Tapi saat hari persidangan tiba, Juha tidak menunjukkan batang hidungnya. Inilah yang membuat jaksa kesal karena harus menunggu Juha, dan akhirnya ia mengutus seseorang untuk menjemput Juha.
“Mengapa kamu tidak datang tepat waktu dan membiarkan kami menunggu terlalu lama? Kamu telah membuat peserta siding menunggu,” kata jaksa dengan nada marah kepada Juha tatkala Juha menginjakkan kakinya di tempat persidangan.

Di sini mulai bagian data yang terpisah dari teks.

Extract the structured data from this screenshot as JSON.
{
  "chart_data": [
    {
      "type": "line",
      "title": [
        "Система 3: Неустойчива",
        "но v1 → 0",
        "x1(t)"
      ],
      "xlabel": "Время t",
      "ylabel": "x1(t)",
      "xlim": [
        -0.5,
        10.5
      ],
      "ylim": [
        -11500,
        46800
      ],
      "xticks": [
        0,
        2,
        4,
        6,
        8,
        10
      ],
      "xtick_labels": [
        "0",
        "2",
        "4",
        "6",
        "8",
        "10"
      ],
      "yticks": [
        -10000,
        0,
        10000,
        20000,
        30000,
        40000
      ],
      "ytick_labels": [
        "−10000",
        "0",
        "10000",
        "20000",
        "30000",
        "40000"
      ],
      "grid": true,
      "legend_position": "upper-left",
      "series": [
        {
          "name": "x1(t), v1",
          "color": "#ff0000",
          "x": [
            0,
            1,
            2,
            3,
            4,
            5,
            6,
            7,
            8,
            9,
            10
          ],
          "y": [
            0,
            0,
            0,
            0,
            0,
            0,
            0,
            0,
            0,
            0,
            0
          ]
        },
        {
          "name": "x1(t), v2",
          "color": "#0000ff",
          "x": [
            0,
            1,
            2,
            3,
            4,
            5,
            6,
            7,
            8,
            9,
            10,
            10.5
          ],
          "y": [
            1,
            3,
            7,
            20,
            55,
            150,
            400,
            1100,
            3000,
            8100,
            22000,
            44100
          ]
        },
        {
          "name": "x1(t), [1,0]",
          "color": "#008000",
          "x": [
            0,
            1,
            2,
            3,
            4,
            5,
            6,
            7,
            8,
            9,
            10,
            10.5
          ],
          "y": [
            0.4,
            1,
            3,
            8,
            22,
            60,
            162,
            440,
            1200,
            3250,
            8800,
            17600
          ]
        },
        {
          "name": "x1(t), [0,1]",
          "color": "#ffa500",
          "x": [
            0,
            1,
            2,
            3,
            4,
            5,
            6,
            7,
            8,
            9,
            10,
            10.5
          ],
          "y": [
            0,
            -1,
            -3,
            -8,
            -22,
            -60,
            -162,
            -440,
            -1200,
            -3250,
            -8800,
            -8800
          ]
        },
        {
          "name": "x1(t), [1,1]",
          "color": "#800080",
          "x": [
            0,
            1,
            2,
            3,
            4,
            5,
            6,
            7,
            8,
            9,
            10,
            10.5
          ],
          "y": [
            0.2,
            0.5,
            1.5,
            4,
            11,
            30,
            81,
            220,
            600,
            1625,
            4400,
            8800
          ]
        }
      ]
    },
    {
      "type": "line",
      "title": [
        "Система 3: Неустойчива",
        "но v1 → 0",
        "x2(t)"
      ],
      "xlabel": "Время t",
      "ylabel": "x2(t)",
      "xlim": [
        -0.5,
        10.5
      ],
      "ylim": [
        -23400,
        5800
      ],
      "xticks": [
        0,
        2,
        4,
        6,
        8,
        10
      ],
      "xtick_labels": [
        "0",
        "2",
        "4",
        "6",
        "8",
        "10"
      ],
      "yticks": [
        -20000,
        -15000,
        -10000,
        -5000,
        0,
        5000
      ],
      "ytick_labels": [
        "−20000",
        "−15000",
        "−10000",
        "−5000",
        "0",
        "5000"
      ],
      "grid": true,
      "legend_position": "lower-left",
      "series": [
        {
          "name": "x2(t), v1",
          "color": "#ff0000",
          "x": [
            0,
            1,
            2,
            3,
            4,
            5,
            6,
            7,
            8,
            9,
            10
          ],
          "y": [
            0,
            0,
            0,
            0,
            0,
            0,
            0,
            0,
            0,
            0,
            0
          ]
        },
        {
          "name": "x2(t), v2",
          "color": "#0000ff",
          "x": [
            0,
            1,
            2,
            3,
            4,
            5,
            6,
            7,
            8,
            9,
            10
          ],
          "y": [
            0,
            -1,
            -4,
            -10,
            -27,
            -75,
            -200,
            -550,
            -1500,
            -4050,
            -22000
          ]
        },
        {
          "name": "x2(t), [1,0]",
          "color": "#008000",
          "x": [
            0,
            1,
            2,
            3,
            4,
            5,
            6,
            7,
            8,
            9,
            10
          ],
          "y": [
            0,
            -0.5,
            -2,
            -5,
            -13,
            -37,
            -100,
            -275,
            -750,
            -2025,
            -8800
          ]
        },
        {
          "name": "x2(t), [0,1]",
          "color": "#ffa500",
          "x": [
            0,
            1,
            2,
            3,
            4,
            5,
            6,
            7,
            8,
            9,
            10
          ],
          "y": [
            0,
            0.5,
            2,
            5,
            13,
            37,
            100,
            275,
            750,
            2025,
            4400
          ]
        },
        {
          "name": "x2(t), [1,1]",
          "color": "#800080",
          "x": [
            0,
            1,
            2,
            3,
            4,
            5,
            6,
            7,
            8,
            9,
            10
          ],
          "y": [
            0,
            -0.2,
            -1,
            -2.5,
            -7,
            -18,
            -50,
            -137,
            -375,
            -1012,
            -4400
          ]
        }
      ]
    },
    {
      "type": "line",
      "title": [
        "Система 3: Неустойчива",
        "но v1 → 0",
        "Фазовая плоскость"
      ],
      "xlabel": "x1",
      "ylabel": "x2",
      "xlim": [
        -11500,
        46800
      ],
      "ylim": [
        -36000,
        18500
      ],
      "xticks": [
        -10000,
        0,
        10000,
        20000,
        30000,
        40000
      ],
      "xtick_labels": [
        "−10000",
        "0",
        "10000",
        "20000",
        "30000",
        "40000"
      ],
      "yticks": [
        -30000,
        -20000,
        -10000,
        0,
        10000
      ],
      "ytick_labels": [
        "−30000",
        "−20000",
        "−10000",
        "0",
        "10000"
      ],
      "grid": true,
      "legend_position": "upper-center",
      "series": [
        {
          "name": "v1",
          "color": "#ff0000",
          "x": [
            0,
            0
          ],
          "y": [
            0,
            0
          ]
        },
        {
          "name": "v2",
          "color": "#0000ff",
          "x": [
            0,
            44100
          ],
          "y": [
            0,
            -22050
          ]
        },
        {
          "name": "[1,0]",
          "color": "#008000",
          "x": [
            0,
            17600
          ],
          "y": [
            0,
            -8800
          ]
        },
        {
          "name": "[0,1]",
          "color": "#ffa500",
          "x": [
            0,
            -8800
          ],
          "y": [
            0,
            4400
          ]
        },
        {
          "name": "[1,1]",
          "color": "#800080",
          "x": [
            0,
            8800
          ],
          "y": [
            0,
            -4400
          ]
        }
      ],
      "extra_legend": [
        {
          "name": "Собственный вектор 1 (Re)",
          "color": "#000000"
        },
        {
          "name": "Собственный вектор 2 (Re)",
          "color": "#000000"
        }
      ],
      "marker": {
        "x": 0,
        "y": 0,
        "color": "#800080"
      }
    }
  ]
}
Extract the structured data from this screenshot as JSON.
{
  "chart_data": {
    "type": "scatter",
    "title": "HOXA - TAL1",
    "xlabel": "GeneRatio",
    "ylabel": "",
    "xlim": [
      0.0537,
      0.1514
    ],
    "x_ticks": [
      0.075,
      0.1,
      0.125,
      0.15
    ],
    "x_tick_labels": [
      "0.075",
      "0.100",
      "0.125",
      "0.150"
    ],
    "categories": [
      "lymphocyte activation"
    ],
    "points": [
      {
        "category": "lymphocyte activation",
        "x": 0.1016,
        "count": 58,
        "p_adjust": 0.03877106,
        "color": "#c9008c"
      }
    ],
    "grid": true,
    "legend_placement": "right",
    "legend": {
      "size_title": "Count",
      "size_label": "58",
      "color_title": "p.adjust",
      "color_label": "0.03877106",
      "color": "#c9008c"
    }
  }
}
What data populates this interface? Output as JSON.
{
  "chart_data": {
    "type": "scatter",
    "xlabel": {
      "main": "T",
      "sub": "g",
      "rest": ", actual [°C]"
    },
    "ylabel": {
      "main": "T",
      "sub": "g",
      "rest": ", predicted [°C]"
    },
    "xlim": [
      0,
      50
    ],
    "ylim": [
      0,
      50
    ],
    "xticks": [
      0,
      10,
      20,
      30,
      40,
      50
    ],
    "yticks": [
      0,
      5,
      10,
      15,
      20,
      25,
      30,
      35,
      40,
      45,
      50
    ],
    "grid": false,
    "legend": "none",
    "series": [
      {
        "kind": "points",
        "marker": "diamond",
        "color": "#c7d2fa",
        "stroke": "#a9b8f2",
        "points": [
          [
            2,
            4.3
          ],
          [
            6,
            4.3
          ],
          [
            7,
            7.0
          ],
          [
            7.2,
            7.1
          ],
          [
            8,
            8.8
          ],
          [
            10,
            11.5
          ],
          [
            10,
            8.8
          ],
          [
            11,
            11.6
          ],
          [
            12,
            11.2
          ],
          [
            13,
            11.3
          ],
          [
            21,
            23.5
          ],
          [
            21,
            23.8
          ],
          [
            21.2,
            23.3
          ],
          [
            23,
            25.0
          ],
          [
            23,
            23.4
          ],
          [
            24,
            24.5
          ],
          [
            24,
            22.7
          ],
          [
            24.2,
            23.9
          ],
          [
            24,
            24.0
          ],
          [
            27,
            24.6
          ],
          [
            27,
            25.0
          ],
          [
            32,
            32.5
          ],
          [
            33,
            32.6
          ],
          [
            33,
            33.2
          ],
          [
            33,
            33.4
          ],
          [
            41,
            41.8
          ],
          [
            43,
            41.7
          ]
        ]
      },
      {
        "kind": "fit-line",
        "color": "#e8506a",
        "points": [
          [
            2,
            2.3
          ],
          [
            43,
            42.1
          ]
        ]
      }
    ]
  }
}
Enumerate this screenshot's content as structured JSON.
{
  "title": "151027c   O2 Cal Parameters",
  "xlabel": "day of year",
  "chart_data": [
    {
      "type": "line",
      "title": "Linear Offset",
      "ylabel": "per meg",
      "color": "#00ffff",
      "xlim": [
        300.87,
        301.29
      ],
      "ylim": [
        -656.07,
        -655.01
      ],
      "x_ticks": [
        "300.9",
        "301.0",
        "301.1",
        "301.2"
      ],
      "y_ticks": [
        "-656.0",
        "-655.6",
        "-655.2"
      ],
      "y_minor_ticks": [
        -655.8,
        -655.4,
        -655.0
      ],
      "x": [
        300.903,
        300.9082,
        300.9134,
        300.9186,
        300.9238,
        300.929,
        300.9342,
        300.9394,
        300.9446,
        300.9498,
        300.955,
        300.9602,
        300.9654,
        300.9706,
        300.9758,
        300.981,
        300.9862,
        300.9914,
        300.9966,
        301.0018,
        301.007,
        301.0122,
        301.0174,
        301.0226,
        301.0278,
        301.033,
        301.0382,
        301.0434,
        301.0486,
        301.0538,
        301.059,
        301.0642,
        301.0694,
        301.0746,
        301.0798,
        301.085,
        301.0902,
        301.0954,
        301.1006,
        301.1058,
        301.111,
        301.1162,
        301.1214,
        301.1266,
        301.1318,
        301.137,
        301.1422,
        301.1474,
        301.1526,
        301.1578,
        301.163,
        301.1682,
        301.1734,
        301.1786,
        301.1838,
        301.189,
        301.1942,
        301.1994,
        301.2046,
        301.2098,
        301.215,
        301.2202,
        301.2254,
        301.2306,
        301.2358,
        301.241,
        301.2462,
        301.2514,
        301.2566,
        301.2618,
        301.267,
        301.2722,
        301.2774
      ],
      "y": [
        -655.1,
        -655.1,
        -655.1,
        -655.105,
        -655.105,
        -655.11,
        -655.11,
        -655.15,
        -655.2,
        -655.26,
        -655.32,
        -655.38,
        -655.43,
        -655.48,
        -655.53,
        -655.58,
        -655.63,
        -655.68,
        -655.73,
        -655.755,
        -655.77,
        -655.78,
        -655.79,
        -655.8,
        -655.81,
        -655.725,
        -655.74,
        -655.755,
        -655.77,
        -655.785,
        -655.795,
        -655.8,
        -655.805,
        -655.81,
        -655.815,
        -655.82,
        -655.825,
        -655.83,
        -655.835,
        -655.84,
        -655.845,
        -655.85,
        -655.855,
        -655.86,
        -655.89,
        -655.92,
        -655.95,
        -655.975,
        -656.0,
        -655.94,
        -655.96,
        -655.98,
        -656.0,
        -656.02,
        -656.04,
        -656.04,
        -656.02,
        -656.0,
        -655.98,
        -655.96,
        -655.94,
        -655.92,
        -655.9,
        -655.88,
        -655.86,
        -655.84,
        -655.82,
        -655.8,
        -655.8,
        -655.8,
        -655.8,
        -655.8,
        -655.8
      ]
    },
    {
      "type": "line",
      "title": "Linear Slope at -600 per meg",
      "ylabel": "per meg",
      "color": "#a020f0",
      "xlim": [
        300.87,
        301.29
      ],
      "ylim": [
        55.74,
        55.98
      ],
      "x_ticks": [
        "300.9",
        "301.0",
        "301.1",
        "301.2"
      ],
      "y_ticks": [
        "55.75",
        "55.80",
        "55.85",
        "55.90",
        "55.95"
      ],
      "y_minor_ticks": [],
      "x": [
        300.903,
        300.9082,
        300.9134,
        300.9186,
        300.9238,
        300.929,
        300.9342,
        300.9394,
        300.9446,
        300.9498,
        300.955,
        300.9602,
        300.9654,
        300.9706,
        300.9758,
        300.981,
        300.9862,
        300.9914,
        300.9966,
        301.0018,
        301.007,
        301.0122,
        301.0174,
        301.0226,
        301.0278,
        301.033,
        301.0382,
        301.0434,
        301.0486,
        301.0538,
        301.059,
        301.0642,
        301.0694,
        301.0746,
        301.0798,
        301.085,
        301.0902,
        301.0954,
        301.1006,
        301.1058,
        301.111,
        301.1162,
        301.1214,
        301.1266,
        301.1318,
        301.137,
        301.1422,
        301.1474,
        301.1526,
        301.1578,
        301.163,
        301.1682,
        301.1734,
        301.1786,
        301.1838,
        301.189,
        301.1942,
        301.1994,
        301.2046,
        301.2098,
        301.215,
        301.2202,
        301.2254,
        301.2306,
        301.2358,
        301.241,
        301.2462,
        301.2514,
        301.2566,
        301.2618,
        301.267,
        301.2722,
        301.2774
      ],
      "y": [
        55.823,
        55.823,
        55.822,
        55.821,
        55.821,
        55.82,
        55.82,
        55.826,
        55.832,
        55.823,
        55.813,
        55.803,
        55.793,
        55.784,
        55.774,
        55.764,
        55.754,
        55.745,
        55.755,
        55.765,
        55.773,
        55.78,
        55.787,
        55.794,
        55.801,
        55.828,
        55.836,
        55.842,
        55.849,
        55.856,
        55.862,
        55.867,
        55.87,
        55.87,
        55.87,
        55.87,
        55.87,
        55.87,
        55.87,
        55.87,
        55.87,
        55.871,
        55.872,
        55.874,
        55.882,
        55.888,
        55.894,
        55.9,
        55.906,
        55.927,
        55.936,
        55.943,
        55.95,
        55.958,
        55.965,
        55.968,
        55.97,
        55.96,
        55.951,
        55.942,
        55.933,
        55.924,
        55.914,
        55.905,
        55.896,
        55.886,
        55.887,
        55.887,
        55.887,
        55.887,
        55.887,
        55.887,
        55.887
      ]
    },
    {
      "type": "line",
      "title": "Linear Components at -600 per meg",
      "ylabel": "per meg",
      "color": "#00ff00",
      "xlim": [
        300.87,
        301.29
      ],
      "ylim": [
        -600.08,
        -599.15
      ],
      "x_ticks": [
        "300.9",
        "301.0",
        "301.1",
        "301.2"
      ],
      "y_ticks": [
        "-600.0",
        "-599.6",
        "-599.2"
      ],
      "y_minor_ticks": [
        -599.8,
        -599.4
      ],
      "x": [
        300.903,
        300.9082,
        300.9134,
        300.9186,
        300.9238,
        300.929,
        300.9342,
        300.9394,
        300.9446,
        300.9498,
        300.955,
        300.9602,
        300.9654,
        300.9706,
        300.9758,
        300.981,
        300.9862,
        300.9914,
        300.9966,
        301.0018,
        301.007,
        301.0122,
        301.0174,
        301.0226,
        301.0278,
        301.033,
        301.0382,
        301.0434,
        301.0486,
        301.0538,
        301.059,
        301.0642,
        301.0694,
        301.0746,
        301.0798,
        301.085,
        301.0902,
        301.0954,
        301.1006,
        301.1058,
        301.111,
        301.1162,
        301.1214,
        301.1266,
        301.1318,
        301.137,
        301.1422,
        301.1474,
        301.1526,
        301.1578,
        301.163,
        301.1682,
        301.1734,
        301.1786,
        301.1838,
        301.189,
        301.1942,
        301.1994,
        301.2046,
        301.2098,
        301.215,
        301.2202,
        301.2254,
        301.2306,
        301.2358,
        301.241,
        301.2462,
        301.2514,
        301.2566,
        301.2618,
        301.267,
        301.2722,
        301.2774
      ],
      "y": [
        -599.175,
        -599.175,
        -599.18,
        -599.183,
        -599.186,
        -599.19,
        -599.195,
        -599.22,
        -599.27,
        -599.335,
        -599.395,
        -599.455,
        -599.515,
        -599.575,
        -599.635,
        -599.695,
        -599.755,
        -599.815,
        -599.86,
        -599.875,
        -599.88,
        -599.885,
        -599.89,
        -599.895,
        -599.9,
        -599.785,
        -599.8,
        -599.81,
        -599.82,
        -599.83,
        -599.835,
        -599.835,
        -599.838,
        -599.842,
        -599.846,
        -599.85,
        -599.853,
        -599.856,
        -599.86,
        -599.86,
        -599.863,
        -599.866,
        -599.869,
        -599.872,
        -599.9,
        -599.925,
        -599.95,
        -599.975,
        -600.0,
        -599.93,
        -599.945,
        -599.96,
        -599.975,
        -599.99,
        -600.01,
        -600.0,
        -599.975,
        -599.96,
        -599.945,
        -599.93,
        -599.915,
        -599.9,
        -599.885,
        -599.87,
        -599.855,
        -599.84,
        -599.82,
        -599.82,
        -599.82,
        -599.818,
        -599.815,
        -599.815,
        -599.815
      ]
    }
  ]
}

“Jangan marah Pak, ketika aku ingin datang ke pengadilan pada waktunya, teman yang aku minta untuk menanam gandum di ladang akan datang. Aku menemuinya dan memberikan sebungkus biji gandum yang sudah ditumbuk. Karena sepengetahuanku para petani menanam biji gandum namun aku tidak mendapat bagian dari hasil panennya.
“Oleh karena itulah aku menanam gandum yang sudah ditumbuk dengan harapan dapat menghasilkan panen yang banyak, aku memberikan dua bungkus biji gandum yang sudah ditumbuk. Itulah sebabnya kenapa aku bisa terlambat datang ke persidangan ini,” Juha menerangkan.
“Apakah kalian dengar bahwa biji gandum yang sudah ditumbuk dapat tumbuh kembali?” Tanya jaksa.
“Apakah ayam yang sudah dimasak dapat bertelur? Dan apakah telur itu dapat menetas lalu bekembang menjadi ayam yang besar? Dan apakah pantas menghukum pedagang atas dua ayam, dan empat telur yang dimakannya dengan bayaran sebesar dua ratus piesters?” Juha balik bertanya.
Mendengar penuturan Juha, jaksa tidak bisa berbuat apa-ap. Terpaksa, jaksa membatalkan putusannya dan melepaskan Juha serta memerintahkan pemilik penginapan untuk pulang.